It's the ultimate compliment you can pay a supermarket. Make a very public play to buy it at a vastly inflated premium to the share price, then admit you plan to keep the CEO and carry on with the executive board's strategy.
In rejecting the overtures of a CVC-led consortium this spring, key shareholders exposed the limitations of the private equity model, while giving a triumphant endorsement to the Making Sainsbury's Great Again recovery plan. This was subsequently acknowledged by the continuing strength of the share price following the collapse of the deal.

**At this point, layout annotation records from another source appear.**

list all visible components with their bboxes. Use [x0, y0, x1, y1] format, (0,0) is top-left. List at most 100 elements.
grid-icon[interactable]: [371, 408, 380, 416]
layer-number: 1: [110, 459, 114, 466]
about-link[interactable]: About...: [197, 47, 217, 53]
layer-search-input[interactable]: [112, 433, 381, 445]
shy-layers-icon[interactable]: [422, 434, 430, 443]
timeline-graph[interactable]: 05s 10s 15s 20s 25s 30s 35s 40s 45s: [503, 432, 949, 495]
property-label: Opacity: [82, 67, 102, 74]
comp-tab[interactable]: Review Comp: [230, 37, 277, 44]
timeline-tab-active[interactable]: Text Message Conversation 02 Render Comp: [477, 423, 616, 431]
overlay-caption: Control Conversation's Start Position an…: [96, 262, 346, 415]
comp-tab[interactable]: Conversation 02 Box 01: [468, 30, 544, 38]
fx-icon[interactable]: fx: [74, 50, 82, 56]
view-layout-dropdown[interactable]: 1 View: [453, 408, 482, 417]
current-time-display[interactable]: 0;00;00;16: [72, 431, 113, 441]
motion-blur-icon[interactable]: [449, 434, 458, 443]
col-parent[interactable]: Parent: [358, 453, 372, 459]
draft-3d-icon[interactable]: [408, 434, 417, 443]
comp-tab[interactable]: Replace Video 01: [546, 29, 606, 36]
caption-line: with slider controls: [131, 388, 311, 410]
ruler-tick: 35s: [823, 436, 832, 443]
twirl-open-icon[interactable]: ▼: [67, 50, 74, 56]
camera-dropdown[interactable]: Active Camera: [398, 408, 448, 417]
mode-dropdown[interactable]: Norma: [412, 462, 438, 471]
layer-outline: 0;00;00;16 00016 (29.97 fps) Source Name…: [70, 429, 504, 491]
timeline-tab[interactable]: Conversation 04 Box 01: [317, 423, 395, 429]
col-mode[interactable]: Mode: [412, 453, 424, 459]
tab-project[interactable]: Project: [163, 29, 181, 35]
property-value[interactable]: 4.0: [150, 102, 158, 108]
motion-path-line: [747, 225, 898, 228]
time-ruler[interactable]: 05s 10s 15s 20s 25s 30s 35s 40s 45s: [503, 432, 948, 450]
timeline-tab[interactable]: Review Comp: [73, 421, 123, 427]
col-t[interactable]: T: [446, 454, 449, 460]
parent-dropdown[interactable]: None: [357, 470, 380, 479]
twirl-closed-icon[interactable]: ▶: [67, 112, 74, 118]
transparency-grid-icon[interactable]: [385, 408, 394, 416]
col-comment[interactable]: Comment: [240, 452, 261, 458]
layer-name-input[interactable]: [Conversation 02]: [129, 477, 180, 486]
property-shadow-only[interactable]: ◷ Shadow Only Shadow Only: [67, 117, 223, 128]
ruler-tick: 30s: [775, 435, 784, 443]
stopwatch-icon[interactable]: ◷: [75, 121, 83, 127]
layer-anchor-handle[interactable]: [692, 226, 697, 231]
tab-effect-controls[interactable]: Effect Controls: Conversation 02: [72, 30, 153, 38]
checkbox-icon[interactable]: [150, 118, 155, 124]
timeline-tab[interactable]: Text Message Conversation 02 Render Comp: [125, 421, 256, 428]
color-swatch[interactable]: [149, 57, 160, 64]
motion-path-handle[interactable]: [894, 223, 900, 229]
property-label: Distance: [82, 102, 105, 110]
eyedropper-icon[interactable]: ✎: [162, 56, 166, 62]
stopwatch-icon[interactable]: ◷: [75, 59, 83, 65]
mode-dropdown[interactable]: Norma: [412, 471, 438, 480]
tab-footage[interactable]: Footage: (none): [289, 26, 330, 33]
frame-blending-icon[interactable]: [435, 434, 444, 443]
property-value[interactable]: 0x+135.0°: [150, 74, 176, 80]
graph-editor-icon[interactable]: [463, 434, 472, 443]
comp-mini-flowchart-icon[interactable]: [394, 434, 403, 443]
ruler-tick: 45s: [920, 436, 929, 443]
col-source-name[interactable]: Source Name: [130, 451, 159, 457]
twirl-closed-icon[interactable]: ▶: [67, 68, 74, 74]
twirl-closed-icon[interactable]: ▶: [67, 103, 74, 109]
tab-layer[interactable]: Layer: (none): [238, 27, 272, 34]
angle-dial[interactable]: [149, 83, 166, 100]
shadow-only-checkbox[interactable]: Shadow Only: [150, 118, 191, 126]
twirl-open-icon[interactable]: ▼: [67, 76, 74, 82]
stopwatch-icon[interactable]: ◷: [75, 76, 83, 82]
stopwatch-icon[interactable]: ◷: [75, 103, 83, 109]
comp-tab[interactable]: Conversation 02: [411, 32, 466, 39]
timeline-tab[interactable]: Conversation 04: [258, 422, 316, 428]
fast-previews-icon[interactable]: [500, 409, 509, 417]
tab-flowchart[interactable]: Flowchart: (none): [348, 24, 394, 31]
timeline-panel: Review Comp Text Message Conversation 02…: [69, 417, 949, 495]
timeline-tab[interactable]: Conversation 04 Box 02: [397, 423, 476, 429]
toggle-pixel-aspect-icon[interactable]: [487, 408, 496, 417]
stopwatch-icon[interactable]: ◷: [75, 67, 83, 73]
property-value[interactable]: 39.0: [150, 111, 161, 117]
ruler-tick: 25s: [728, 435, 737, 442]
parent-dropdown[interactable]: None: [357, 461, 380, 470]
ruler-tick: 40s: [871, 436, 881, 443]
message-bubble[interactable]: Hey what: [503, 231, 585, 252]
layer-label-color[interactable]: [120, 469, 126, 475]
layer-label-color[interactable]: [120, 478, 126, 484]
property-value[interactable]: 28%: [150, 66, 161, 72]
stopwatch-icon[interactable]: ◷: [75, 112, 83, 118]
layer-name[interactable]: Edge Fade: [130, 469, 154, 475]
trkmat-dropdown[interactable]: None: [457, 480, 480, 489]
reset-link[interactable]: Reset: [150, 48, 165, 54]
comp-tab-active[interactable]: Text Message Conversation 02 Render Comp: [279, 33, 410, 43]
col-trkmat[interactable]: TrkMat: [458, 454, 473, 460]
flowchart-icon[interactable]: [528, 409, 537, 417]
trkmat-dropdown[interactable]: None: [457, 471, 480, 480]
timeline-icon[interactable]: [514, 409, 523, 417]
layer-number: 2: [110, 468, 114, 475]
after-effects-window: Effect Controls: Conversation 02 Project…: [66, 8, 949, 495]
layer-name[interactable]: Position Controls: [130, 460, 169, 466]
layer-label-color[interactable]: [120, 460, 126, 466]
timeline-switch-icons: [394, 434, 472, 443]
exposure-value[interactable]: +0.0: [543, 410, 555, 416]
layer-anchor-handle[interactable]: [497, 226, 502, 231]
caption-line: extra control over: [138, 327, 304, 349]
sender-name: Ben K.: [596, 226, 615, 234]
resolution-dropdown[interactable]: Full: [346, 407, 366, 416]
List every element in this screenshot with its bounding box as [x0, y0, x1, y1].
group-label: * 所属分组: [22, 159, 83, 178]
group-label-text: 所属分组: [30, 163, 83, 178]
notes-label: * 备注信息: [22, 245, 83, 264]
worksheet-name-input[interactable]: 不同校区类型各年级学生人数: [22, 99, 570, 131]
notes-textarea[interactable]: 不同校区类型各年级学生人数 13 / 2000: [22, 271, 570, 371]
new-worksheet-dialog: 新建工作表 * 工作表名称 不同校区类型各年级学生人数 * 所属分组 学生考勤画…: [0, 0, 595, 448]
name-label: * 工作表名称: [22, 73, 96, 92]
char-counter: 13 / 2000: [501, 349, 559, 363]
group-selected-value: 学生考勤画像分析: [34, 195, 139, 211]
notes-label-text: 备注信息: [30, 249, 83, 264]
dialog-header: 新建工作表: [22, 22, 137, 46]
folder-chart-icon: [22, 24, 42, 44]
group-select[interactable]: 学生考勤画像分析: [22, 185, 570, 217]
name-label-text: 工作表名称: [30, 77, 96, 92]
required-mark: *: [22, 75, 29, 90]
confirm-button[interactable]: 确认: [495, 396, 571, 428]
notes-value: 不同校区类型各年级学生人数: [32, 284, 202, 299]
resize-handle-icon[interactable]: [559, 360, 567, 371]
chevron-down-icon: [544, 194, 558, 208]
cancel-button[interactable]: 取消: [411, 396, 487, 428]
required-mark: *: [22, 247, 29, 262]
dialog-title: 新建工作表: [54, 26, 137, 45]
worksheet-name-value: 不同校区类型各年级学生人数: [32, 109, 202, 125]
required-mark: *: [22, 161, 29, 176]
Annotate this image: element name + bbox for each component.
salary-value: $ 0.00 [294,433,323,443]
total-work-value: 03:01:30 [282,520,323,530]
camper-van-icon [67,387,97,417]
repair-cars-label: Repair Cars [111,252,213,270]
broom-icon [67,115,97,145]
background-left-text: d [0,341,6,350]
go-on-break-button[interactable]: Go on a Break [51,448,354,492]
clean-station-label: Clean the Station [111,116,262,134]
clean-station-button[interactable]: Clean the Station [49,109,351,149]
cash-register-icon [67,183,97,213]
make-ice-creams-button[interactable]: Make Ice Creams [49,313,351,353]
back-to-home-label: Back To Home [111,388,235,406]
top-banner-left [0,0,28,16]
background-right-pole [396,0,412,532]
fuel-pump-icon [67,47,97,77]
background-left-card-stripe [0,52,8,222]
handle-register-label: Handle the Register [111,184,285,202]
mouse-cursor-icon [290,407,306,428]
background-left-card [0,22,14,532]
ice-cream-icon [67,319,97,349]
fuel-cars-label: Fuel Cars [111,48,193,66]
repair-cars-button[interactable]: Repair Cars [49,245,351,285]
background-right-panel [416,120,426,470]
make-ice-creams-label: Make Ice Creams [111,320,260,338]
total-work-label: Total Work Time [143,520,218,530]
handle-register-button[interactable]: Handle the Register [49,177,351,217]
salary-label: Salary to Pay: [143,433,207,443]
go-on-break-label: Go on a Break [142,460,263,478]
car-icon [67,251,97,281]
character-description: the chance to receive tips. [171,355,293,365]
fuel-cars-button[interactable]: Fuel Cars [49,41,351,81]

But Sainsbury's didn't just win this award based on a quirk of its shareholder base. The work of its own-label team on the premium side was recognised by a Grocer Gold and, in positioning itself at the quality end of the market, it has fought the battle for supermarket supremacy on its own terms. As one judge notes: "The supermarket has driven the move towards organic, Fairtrade and higher quality foods and has shown it is possible to compete on more than just price. A few years ago, people were writing off the chain as a no-hoper, but it is now growing at a faster rate than Tesco and has just fought off a bid at a price many thought impossible."
With the basics of service and availability now right, the supermarket is certain to hit its three-year target for 2008, after better-than-expected results last month that saw profits up 42% to £380m.
A new three-year plan to achieve an extra £3.5bn sales by 2010 is under way that will see the opening of 100 new convenience stores and 30 new supermarkets, the extension and refurbishment of 50% of all stores, and a significant expansion of its non-food range.